Arnold Schwarzenegger held at Munich airport over luxury watch

This article is more than 3 months old

Customs officials reportedly charge actor €35,000 after alleged failure to declare item intended for climate charity auction

Arnold Schwarzenegger was briefly held by customs officers at Munich airport on Wednesday after allegedly failing to declare a luxury watch the Terminator star was planning to sell at an auction in aid of his climate crisis charity.

The Austrian-born actor and former governor of California, 76, was stopped at the airport for about three hours upon arrival from Los Angeles, according to the German tabloid Bild, which quoted customs officials.

Schwarzenegger was taken aside by officers who searched his luggage and found the Audemars Piguet watch, which the actor had allegedly not declared on his arrivals customs form.

A spokesperson for the main customs office in Munich said: “We have initiated criminal tax proceedings. The watch should have been registered because it is an import.”

Schwarzenegger said he tried to tell officials that the watch was being donated to his Schwarzenegger Climate Initiative, and is due to be auctioned off at an event in the Austrian ski resort of Kitzbühel on Thursday night. “This is the problem that Germany is suffering from. You can no longer see the forest for the trees,” he told Bild.

Officials charged Schwarzenegger €35,000, including €4,000 in tax and a €5,000 penalty, according to Bild. The actor is said to have offered to pay the charge with his credit card, but German customs rules require half of the charge to be paid in cash. Customs officials are said to have accompanied Schwarzenegger to a bank to withdraw cash, before he was allowed to continue his journey.

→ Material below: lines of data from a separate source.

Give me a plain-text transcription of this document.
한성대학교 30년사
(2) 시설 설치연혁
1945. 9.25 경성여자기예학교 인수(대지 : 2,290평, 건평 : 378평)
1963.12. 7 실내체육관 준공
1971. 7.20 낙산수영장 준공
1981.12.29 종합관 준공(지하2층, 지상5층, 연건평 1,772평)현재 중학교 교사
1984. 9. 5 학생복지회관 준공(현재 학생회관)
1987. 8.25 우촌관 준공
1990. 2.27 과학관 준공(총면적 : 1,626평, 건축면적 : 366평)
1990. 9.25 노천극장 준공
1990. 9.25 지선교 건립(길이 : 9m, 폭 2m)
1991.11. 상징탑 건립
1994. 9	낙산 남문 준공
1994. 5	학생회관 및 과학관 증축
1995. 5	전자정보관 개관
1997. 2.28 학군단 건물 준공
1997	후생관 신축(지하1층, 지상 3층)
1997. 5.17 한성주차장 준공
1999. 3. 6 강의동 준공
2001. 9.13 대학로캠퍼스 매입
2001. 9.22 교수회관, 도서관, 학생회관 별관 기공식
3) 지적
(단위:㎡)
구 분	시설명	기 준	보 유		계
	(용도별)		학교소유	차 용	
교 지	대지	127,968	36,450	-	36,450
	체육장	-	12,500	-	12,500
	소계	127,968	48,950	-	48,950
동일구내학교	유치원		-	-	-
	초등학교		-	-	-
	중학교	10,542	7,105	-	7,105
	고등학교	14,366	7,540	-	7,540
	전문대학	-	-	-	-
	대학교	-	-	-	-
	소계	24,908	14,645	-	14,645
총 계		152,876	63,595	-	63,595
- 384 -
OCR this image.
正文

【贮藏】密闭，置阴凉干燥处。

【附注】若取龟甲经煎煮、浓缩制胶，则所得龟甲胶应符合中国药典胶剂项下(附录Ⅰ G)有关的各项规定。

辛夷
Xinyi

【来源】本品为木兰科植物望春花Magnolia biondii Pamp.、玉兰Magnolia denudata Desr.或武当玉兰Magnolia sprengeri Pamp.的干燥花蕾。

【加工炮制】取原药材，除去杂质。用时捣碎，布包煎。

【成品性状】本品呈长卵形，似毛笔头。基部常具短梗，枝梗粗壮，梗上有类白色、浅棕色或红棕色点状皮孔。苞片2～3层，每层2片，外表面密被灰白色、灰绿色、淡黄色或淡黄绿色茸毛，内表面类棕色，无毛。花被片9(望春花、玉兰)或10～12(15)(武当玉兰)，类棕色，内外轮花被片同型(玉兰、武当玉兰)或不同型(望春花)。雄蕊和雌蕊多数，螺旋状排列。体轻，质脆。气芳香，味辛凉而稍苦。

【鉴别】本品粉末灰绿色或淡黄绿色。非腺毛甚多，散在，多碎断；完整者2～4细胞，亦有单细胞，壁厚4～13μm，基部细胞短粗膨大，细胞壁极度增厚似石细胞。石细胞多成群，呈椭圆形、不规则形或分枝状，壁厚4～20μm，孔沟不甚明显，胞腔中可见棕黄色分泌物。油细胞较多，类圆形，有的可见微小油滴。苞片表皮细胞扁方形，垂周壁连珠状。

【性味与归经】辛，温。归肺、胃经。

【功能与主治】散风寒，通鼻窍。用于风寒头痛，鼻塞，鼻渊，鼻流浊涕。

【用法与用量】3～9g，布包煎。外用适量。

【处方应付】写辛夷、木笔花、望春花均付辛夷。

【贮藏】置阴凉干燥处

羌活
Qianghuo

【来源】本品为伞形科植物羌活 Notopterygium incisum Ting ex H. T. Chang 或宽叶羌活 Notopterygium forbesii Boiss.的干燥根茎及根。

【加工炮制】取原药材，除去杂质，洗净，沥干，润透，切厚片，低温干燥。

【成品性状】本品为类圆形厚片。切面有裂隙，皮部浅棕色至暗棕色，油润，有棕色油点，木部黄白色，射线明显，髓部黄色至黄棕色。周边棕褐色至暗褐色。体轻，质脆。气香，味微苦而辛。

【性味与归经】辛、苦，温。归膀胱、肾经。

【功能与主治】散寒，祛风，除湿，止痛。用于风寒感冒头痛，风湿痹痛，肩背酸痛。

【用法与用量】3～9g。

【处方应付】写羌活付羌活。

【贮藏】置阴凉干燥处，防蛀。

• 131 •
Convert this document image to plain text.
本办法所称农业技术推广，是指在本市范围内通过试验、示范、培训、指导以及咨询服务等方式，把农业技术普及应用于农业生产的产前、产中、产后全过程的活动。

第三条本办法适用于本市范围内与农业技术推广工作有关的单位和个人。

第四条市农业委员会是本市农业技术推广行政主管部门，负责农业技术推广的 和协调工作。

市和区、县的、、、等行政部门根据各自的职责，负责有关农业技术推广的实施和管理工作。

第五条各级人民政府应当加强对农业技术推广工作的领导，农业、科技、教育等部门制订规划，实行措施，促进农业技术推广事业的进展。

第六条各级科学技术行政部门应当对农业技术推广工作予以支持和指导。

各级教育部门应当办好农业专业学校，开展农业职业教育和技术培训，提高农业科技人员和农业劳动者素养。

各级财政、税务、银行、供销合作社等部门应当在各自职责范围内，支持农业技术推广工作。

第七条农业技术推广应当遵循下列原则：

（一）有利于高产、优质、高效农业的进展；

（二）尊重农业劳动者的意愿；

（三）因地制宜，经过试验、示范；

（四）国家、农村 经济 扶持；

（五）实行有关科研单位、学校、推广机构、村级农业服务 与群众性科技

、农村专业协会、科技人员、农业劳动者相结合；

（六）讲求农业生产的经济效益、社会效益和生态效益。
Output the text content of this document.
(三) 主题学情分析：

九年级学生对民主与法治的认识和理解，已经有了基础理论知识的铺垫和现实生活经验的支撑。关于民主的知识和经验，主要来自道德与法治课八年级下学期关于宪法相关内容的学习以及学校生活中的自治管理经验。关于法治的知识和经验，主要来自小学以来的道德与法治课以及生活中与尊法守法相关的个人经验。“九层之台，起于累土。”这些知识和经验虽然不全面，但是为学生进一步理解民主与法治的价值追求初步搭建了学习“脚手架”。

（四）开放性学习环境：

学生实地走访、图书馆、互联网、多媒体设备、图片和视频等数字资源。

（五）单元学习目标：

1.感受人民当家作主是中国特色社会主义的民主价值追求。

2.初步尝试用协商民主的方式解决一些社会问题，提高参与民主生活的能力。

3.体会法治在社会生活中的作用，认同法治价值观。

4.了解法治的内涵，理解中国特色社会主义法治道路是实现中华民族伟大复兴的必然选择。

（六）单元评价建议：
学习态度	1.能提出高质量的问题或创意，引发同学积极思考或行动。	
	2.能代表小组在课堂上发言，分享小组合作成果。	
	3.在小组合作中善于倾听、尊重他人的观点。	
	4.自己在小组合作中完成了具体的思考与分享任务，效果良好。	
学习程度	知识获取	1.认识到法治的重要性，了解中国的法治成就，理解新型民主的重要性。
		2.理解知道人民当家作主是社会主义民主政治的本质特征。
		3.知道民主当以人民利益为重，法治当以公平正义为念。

A customs spokesperson told Sueddeutsche Zeitung: “If the goods remain in the EU, you have to declare them through customs. This applies to everyone, whether their name is Schwarzenegger or Müller, Meier, Huber.”

The watch was made especially for Schwarzenegger by the luxury Swiss watchmaker Audemars Piguet. Other lots at Thursday’s auction, which Schwarzenegger will host, include “a training session with Arnold Schwarzenegger himself”, as well as artworks, signed exhibits, and “experiences from the worlds of sports and film”.

“The proceeds will support the Schwarzenegger Climate Initiative, which organises the annual Austrian World Summit climate conference in Vienna and backs climate projects globally,” the charity says on its website.

“Schwarzenegger has been fighting pollution and climate change for over 20 years. His approach has always centred around the idea that we need ‘less talk, more action’.”